When I look inside a chip from the popular 7400 series, I know what to expect: a fairly simple die, implemented in a straightforward, cost-effective way. However, when I looked inside a military-grade chip built by Integrated Device Technology (IDT)4 I found a very unexpected layout: over 1500 transistors in an orderly matrix. Even stranger, most of the die is wasted: less than 20% of these transistors are used, forming scattered circuits connected by thin metal wires.

In this blog post, I look at this chip in detail, describe its gates, and explain how it implements the “1-of-4” decoder function. I also discuss why it sometimes makes sense to build chips with a gate array design such as this, despite the inefficiency.

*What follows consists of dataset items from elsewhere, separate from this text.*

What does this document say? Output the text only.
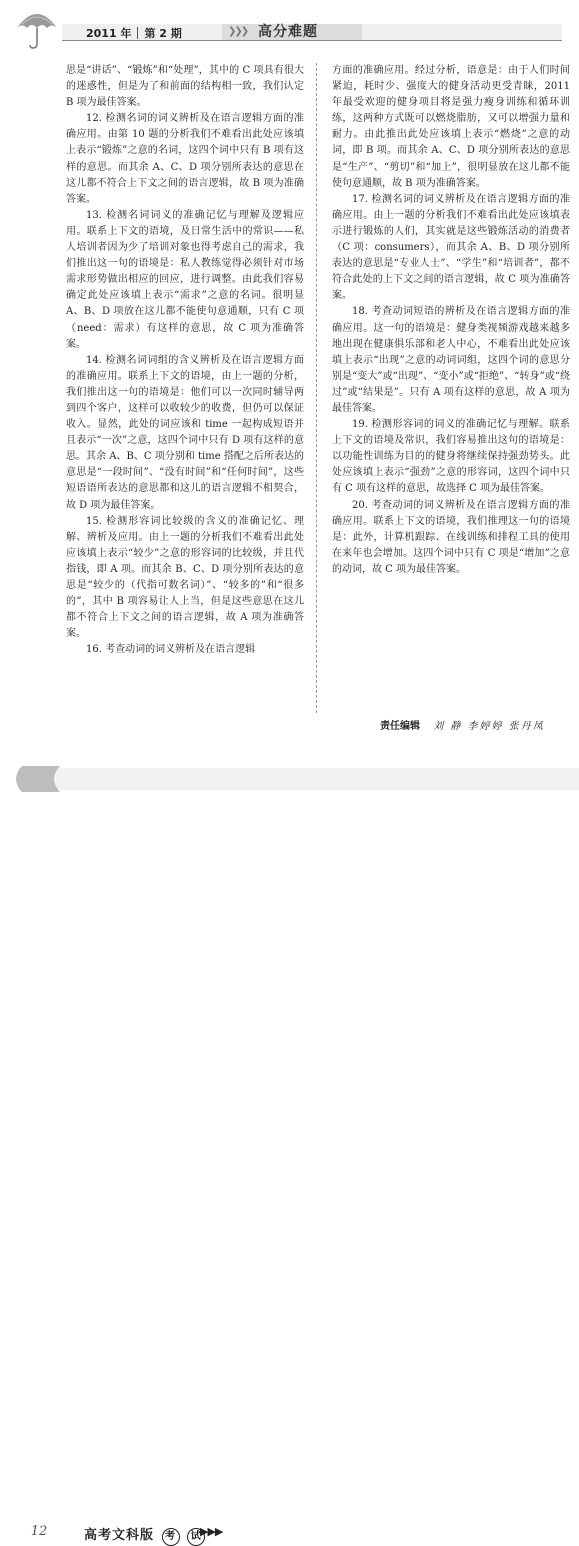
2011 年 第 2 期	❯❯❯ 高分难题

思是“讲话”、“锻炼”和“处理”，其中的 C 项具有很大的迷惑性，但是为了和前面的结构相一致，我们认定 B 项为最佳答案。

12. 检测名词的词义辨析及在语言逻辑方面的准确应用。由第 10 题的分析我们不难看出此处应该填上表示“锻炼”之意的名词，这四个词中只有 B 项有这样的意思。而其余 A、C、D 项分别所表达的意思在这儿都不符合上下文之间的语言逻辑，故 B 项为准确答案。

13. 检测名词词义的准确记忆与理解及逻辑应用。联系上下文的语境，及日常生活中的常识——私人培训者因为少了培训对象也得考虑自己的需求，我们推出这一句的语境是：私人教练觉得必须针对市场需求形势做出相应的回应，进行调整。由此我们容易确定此处应该填上表示“需求”之意的名词。很明显 A、B、D 项放在这儿都不能使句意通顺，只有 C 项（need：需求）有这样的意思，故 C 项为准确答案。

14. 检测名词词组的含义辨析及在语言逻辑方面的准确应用。联系上下文的语境，由上一题的分析，我们推出这一句的语境是：他们可以一次同时辅导两到四个客户，这样可以收较少的收费，但仍可以保证收入。显然，此处的词应该和 time 一起构成短语并且表示“一次”之意，这四个词中只有 D 项有这样的意思。其余 A、B、C 项分别和 time 搭配之后所表达的意思是“一段时间”、“没有时间”和“任何时间”，这些短语语所表达的意思都和这儿的语言逻辑不相契合，故 D 项为最佳答案。

15. 检测形容词比较级的含义的准确记忆、理解、辨析及应用。由上一题的分析我们不难看出此处应该填上表示“较少”之意的形容词的比较级，并且代指钱，即 A 项。而其余 B、C、D 项分别所表达的意思是“较少的（代指可数名词）”、“较多的”和“很多的”，其中 B 项容易让人上当，但是这些意思在这儿都不符合上下文之间的语言逻辑，故 A 项为准确答案。

16. 考查动词的词义辨析及在语言逻辑

方面的准确应用。经过分析，语意是：由于人们时间紧迫，耗时少、强度大的健身活动更受青睐，2011 年最受欢迎的健身项目将是强力瘦身训练和循环训练，这两种方式既可以燃烧脂肪，又可以增强力量和耐力。由此推出此处应该填上表示“燃烧”之意的动词，即 B 项。而其余 A、C、D 项分别所表达的意思是“生产”、“剪切”和“加上”，很明显放在这儿都不能使句意通顺，故 B 项为准确答案。

17. 检测名词的词义辨析及在语言逻辑方面的准确应用。由上一题的分析我们不难看出此处应该填表示进行锻炼的人们，其实就是这些锻炼活动的消费者（C 项：consumers），而其余 A、B、D 项分别所表达的意思是“专业人士”、“学生”和“培训者”，都不符合此处的上下文之间的语言逻辑，故 C 项为准确答案。

18. 考查动词短语的辨析及在语言逻辑方面的准确应用。这一句的语境是：健身类视频游戏越来越多地出现在健康俱乐部和老人中心，不难看出此处应该填上表示“出现”之意的动词词组，这四个词的意思分别是“变大”或“出现”、“变小”或“拒绝”、“转身”或“绕过”或“结果是”。只有 A 项有这样的意思，故 A 项为最佳答案。

19. 检测形容词的词义的准确记忆与理解。联系上下文的语境及常识，我们容易推出这句的语境是：以功能性训练为目的的健身将继续保持强劲势头。此处应该填上表示“强劲”之意的形容词，这四个词中只有 C 项有这样的意思，故选择 C 项为最佳答案。

20. 考查动词的词义辨析及在语言逻辑方面的准确应用。联系上下文的语境，我们推理这一句的语境是：此外，计算机跟踪、在线训练和排程工具的使用在来年也会增加。这四个词中只有 C 项是“增加”之意的动词，故 C 项为最佳答案。

责任编辑 刘 静 李婷婷 张丹凤
12	高考文科版 考 试
▶▶▶
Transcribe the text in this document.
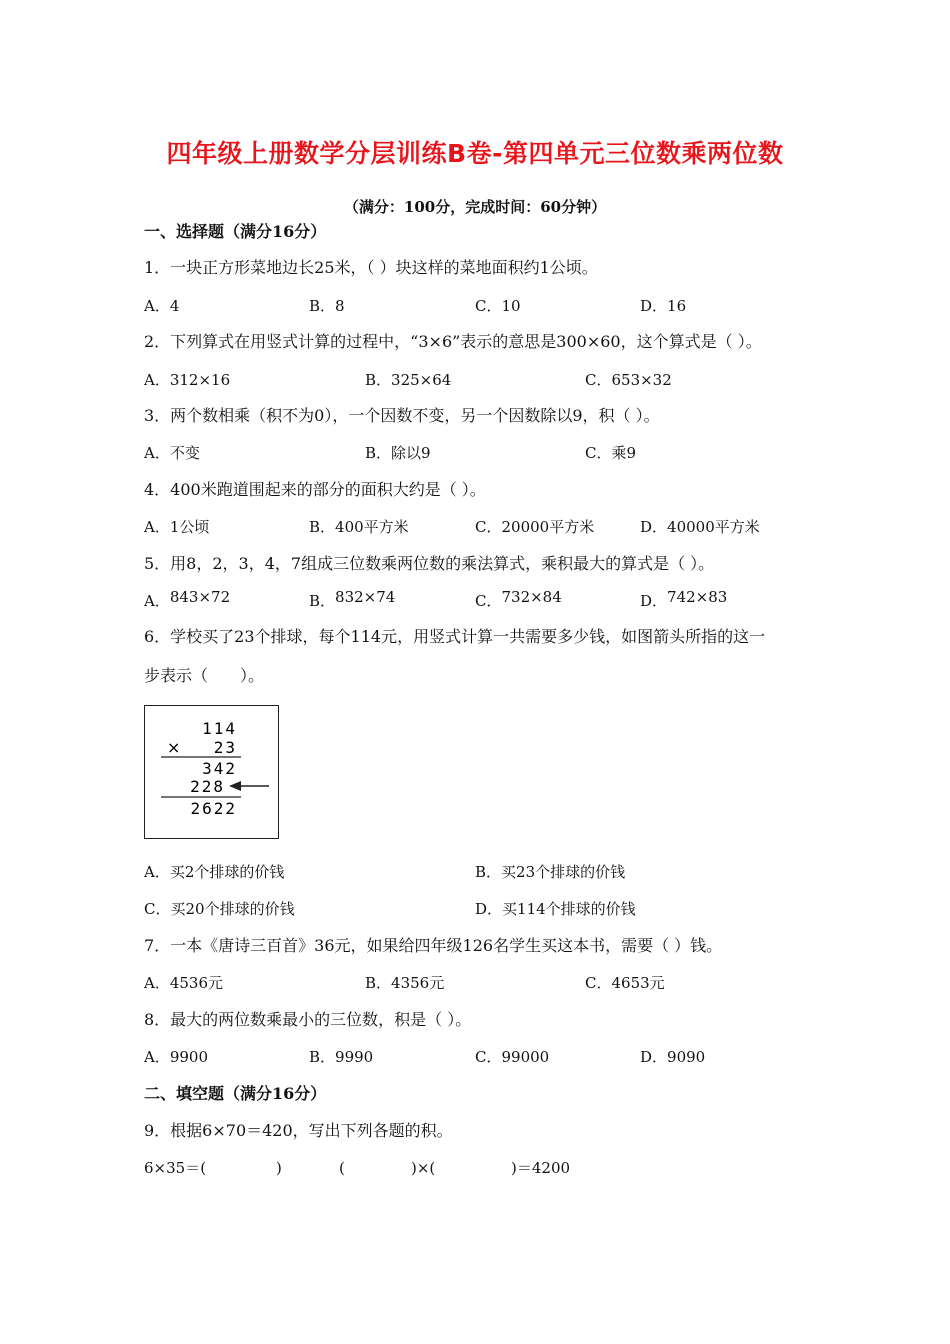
四年级上册数学分层训练B卷-第四单元三位数乘两位数
（满分：100分，完成时间：60分钟）
一、选择题（满分16分）
1．一块正方形菜地边长25米，（ ）块这样的菜地面积约1公顷。
A．4	B．8	C．10	D．16
2．下列算式在用竖式计算的过程中，“3×6”表示的意思是300×60，这个算式是（ ）。
A．312×16	B．325×64	C．653×32
3．两个数相乘（积不为0），一个因数不变，另一个因数除以9，积（ ）。
A．不变	B．除以9	C．乘9
4．400米跑道围起来的部分的面积大约是（ ）。
A．1公顷	B．400平方米	C．20000平方米	D．40000平方米
5．用8，2，3，4，7组成三位数乘两位数的乘法算式，乘积最大的算式是（ ）。
A．843×72	B．832×74	C．732×84	D．742×83
6．学校买了23个排球，每个114元，用竖式计算一共需要多少钱，如图箭头所指的这一
步表示（　　）。
114
× 23
342
228
2622
A．买2个排球的价钱	B．买23个排球的价钱
C．买20个排球的价钱	D．买114个排球的价钱
7．一本《唐诗三百首》36元，如果给四年级126名学生买这本书，需要（ ）钱。
A．4536元	B．4356元	C．4653元
8．最大的两位数乘最小的三位数，积是（ ）。
A．9900	B．9990	C．99000	D．9090
二、填空题（满分16分）
9．根据6×70＝420，写出下列各题的积。
6×35＝(	)	(	)×(	)＝4200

In the photo below, you can see the silicon die in more detail, with the silicon appearing pink. The main circuitry is implemented in the nine rows that form the gate array, a grid of 1584 transistors. The tiny dark rectangles are transistors of two types, NMOS and PMOS, that work together to implement CMOS logic circuits. At this scale, the metal wiring is visible as faint gray lines and smudges, but most of the transistors are unconnected. Surrounding the gate array are 22 input/output (I/O) blocks each with a square bond pad. As with the transistors, many of these I/O blocks are unused. Fourteen of these bond pads have tiny metal bond wires (the thick black lines) that connect the silicon die to the chip’s external pins. Finally, the pairs of bond wires at the center left and center right provide ground and power connections for the chip.”